L’Aquila. La Asl provinciale dell’Aquila stabilizza 108 precari e converte il loro contratto da tempo determinato a indeterminato. La delibera, del 12 febbraio, è stata adottata dal manager, Rinaldo Tordera: riguarda figure professionali di profilo diverso, già in servizio, “che entrano a far parte a tutti gli effetti della dotazione di personale dell’azienda”. All’interno del nutrito numero di stabilizzazioni la quota più ampia riguarda 60 infermieri, seguiti da 14 ostetriche, 14 tecnici sanitari di radiologia, 6 fisioterapisti , 6 logopedisti, collaboratori amministrativi professionali (cioè impiegati, 6) e 2 tecnici della prevenzione nell’ambiente dei luoghi di lavoro. Le stabilizzazioni rientrano nell’ambito del piano di assunzioni 2018. L’immissione degli operatori nei ranghi della Asl a titolo definivo, per Tordera, va salutata sicuramente come un fatto positivo, ma sul versante del personale sono necessari interventi molto più incisivi.

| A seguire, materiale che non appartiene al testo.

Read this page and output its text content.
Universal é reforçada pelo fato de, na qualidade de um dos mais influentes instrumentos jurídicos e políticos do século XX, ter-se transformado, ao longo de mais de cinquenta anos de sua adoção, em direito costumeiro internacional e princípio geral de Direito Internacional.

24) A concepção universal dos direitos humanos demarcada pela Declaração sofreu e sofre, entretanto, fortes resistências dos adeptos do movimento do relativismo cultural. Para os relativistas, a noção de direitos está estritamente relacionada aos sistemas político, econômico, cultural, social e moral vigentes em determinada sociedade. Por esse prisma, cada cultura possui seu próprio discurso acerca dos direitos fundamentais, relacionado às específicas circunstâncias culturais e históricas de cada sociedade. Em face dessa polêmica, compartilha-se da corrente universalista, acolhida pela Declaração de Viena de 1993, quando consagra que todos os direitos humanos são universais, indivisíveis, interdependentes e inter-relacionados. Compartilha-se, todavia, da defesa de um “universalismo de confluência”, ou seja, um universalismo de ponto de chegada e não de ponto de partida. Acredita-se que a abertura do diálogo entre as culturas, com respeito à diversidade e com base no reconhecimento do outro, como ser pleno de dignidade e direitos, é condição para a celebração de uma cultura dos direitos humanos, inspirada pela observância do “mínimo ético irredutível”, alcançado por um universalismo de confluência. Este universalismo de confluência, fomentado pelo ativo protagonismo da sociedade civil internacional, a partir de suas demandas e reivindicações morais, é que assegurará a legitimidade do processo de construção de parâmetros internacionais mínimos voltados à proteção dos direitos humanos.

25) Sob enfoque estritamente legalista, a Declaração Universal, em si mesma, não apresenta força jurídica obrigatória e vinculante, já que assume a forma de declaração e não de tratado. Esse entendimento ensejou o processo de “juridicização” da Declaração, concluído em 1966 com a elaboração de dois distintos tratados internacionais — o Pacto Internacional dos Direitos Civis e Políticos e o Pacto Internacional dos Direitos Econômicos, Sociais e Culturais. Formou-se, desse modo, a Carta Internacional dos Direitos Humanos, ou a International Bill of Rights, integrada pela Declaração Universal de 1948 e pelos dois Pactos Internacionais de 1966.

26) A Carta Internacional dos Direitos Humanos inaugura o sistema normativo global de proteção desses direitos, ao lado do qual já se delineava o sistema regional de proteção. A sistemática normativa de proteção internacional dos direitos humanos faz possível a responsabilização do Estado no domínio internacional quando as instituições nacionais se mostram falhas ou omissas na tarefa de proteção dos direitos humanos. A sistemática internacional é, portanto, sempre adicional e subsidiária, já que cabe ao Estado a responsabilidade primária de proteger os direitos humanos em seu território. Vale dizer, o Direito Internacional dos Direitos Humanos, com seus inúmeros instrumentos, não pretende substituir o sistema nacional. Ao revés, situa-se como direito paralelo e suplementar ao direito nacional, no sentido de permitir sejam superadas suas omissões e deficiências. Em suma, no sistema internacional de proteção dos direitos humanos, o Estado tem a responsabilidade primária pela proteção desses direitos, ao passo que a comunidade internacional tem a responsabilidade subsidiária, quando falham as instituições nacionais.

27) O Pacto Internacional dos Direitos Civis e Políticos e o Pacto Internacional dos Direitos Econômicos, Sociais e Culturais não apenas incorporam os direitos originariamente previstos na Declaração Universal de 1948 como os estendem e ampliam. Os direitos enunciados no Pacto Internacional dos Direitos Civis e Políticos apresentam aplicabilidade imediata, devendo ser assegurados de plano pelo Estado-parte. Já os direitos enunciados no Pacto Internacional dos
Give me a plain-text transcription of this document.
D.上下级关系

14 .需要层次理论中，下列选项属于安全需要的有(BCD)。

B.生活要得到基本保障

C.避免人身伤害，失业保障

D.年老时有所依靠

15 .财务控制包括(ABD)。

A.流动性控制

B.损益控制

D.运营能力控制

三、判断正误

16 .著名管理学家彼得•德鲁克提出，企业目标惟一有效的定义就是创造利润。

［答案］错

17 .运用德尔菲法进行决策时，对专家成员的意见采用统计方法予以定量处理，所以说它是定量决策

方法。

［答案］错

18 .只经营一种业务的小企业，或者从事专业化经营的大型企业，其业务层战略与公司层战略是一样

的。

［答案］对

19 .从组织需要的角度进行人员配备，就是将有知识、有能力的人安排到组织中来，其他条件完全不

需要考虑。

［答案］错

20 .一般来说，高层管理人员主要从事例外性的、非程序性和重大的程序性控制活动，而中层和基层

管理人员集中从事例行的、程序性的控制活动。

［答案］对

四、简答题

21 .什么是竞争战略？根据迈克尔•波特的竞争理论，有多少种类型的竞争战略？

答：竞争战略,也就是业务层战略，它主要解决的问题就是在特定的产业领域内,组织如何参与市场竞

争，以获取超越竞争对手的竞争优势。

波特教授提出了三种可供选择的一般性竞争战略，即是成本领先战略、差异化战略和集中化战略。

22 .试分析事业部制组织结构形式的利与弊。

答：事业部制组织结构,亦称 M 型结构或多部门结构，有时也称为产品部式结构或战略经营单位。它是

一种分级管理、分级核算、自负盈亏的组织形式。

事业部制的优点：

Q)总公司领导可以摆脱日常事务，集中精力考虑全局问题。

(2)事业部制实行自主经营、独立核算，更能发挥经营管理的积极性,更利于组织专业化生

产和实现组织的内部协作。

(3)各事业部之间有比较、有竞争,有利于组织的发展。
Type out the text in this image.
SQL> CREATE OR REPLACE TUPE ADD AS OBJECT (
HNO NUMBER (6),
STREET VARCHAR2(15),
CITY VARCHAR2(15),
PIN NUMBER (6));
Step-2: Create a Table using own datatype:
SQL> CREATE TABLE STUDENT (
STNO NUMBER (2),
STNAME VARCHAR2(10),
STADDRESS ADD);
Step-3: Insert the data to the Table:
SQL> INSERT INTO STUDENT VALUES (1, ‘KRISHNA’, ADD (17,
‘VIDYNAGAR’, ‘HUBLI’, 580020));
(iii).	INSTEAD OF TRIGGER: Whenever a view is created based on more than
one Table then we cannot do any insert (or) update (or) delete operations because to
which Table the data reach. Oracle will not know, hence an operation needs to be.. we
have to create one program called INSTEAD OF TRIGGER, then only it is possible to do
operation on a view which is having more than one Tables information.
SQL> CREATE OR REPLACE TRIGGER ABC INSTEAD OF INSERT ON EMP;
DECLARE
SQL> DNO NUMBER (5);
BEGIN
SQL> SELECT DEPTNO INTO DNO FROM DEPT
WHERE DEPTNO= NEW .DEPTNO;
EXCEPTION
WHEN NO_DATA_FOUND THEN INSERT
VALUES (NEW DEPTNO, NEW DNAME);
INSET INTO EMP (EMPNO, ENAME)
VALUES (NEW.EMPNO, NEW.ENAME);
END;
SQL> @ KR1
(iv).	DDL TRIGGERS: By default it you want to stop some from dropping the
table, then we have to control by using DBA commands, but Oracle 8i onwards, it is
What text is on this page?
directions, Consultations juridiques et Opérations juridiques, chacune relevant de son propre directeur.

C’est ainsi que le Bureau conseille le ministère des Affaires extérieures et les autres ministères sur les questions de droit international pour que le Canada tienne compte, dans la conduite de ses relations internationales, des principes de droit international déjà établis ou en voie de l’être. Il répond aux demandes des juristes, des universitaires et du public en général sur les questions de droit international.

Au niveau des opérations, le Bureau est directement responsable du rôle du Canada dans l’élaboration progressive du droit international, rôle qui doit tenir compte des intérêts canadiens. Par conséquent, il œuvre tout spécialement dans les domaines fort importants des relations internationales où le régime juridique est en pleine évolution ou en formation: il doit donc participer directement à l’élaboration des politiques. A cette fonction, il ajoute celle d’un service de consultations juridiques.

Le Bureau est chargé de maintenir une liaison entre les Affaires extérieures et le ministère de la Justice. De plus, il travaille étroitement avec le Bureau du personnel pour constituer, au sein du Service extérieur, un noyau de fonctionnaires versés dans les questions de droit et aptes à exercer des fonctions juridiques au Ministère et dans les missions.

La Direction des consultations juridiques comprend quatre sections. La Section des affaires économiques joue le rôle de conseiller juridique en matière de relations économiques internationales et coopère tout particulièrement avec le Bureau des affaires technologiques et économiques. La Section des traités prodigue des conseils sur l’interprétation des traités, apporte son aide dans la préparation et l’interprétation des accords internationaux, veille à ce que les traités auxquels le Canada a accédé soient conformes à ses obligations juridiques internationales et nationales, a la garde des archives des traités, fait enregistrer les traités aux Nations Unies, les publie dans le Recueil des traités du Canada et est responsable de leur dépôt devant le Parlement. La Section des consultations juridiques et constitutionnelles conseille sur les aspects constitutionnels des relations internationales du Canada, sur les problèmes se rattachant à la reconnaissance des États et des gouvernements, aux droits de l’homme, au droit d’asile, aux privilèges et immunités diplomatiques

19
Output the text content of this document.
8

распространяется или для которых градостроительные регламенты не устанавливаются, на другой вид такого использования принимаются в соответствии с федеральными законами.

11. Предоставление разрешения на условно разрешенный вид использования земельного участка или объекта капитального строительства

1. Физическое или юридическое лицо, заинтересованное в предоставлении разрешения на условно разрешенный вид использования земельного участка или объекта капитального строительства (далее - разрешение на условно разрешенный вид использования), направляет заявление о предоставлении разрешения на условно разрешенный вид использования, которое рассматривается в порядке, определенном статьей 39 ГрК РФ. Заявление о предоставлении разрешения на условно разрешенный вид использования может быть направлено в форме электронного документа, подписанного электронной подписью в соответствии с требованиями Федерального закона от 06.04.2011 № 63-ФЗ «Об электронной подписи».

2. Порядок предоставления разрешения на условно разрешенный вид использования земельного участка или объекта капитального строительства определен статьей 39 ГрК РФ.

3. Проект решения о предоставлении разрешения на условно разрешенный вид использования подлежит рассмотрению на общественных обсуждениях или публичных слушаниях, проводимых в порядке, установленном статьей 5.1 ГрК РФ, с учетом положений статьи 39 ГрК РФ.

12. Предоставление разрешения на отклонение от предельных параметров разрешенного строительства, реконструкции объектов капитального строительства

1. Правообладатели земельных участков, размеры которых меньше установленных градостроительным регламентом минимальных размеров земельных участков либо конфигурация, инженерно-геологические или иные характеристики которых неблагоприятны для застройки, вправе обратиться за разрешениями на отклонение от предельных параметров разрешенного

“Attualmente la dotazione organica è insufficiente”, spiega il dg. “e occorrono quindi nuove, adeguate misure. In particolare, per potenziare il personale di reparti e servizi è necessario aumentare il budget assegnato dalla Regione alla Asl. La carenza di personale è un problema sul tappeto da molto tempo ed è stata più volte al centro di incontri e analisi da parte del comitato ristretto dei sindaci della Asl. Per investire in modo concreto sul personale è necessario rivedere i tetti di spesa in sede di programmazione regionale, al fine di assicurare all’utenza le prestazioni fissate nei Lea (livelli essenziali di assistenza)”. “L’obiettivo, tra l’altro, assume ulteriore importanza”, conclude, “se riferito a un territorio come quello della Asl della provincia di L’Aquila, esteso quanto il Molise e caratterizzato da aree molto periferiche e spesso difficili da raggiungere dove non è sempre agevole assicurare uniformi standard di assistenza alle comunità delle aree interne”.